A cet inventaire, les auteurs ajoutent des témoignages plus ou moins hypocrites de dirigeants et d’entrepreneurs du Golfe ou de diplomates (coincés entre la real politik et les droits humains), et ceux, désabusés et impuissants, de membres d’ONG qui aident les migrants sur place ou une fois rentrés au pays, ou de politiciens des pays d’origine, conscients à la fois des enjeux humains et des retombées économiques positives générées, dans leur propre pays, par l’afflux d’argent des migrants, qui permettent parfois la survie ou le développement de toute une région (cf l’exemple du Kerala).

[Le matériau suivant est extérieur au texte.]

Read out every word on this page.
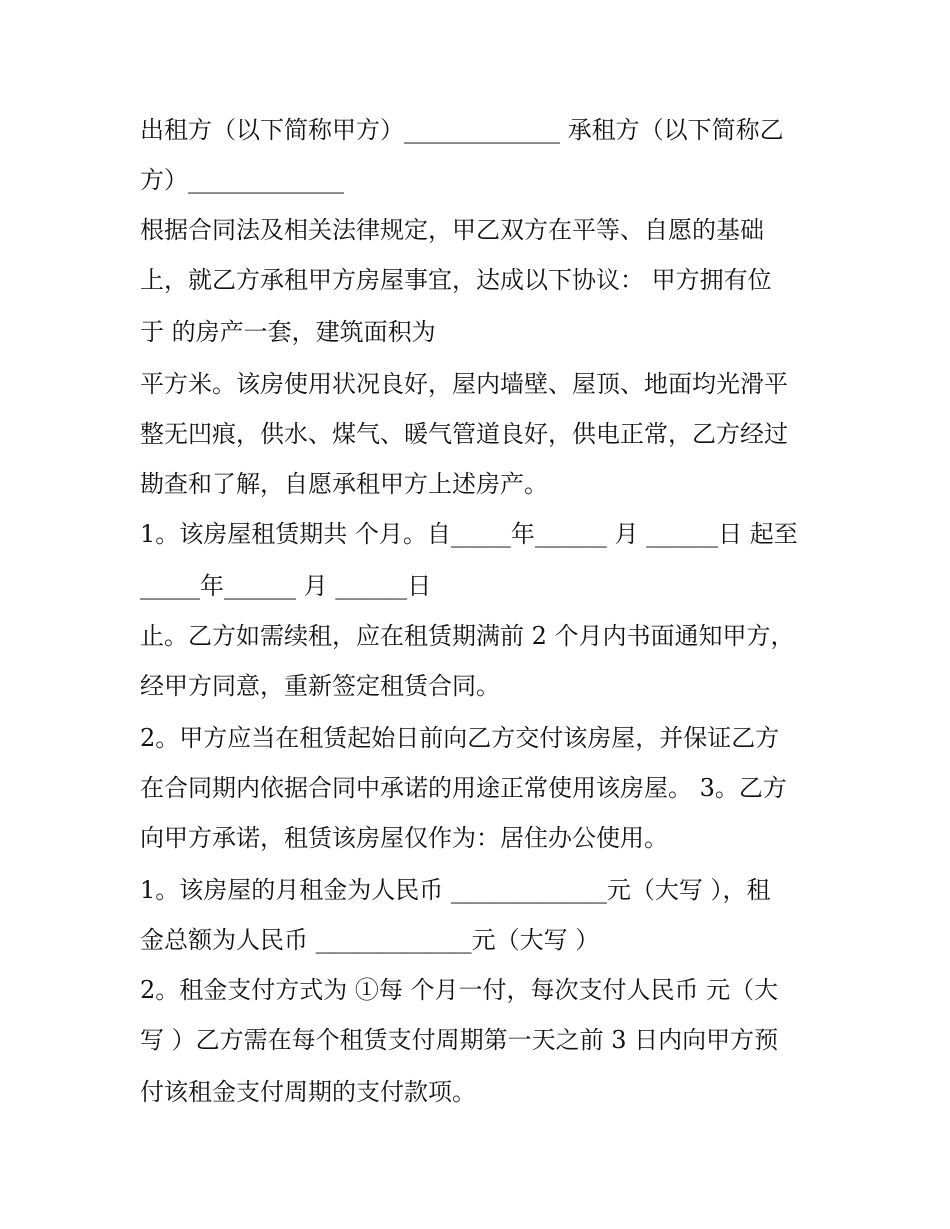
出租方（以下简称甲方）_____________ 承租方（以下简称乙
方）_____________
根据合同法及相关法律规定，甲乙双方在平等、自愿的基础
上，就乙方承租甲方房屋事宜，达成以下协议： 甲方拥有位
于 的房产一套，建筑面积为
平方米。该房使用状况良好，屋内墙壁、屋顶、地面均光滑平
整无凹痕，供水、煤气、暖气管道良好，供电正常，乙方经过
勘查和了解，自愿承租甲方上述房产。
1。该房屋租赁期共 个月。自_____年______ 月 ______日 起至
_____年______ 月 ______日
止。乙方如需续租，应在租赁期满前 2 个月内书面通知甲方，
经甲方同意，重新签定租赁合同。
2。甲方应当在租赁起始日前向乙方交付该房屋，并保证乙方
在合同期内依据合同中承诺的用途正常使用该房屋。 3。乙方
向甲方承诺，租赁该房屋仅作为：居住办公使用。
1。该房屋的月租金为人民币 _____________元（大写 ），租
金总额为人民币 _____________元（大写 ）
2。租金支付方式为 ①每 个月一付，每次支付人民币 元（大
写 ）乙方需在每个租赁支付周期第一天之前 3 日内向甲方预
付该租金支付周期的支付款项。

Pour ce livre, les auteurs ont interrogé une soixantaine de travailleurs et de membres de leurs familles à travers différents pays. Une enquête menée dans des conditions logistiques compliquées et dangereuses, sans compter les risques pris pour leur propre sécurité et surtout celle de leurs fixeurs locaux et des personnes interrogées dans les différents pays du Golfe. « Informer, mais à quel prix ? », se demandent les auteurs. Quoi qu’il en soit, cet ouvrage est un document nécessaire, qui fait prendre conscience que cet esclavagisme moderne va bien au-delà d’une question d’offre et de demande de travail.
En partenariat avec les Editions Marchialy via Netgalley.
#LesEsclavesdelhommepétrole #NetGalleyFrance
Présentation par l’éditeur:
Comment le Qatar s’est-il hissé au rang de puissance internationale au point d’accueillir l’un des plus grands événements sportifs au monde ? Grâce à l’or noir et au gaz naturel, mais aussi en exploitant des millions de travailleurs venus pour majorité d’Asie et d’Afrique. Une main-d’oeuvre prise dans l’étau des réseaux migratoires, de la corruption de leur propre pays et de la toute-puissance des États du Golfe qui profitent ainsi d’un vaste système d’esclavage contemporain. La construction des stades de la Coupe du monde 2022 n’est que la face visible de l’iceberg : l’économie entière de ces pays repose sur le travail d’une masse silencieuse et anonyme.
Sebastian Castelier et Quentin Müller ont parcouru la péninsule Arabique ainsi que les pays de départ des migrants pour recueillir la parole de travailleurs et de leur famille, mais aussi celle de diplomates, d’hommes d’affaires, de politiciens, de médecins. Ils laissent toute la place aux témoignages pour mieux comprendre un système.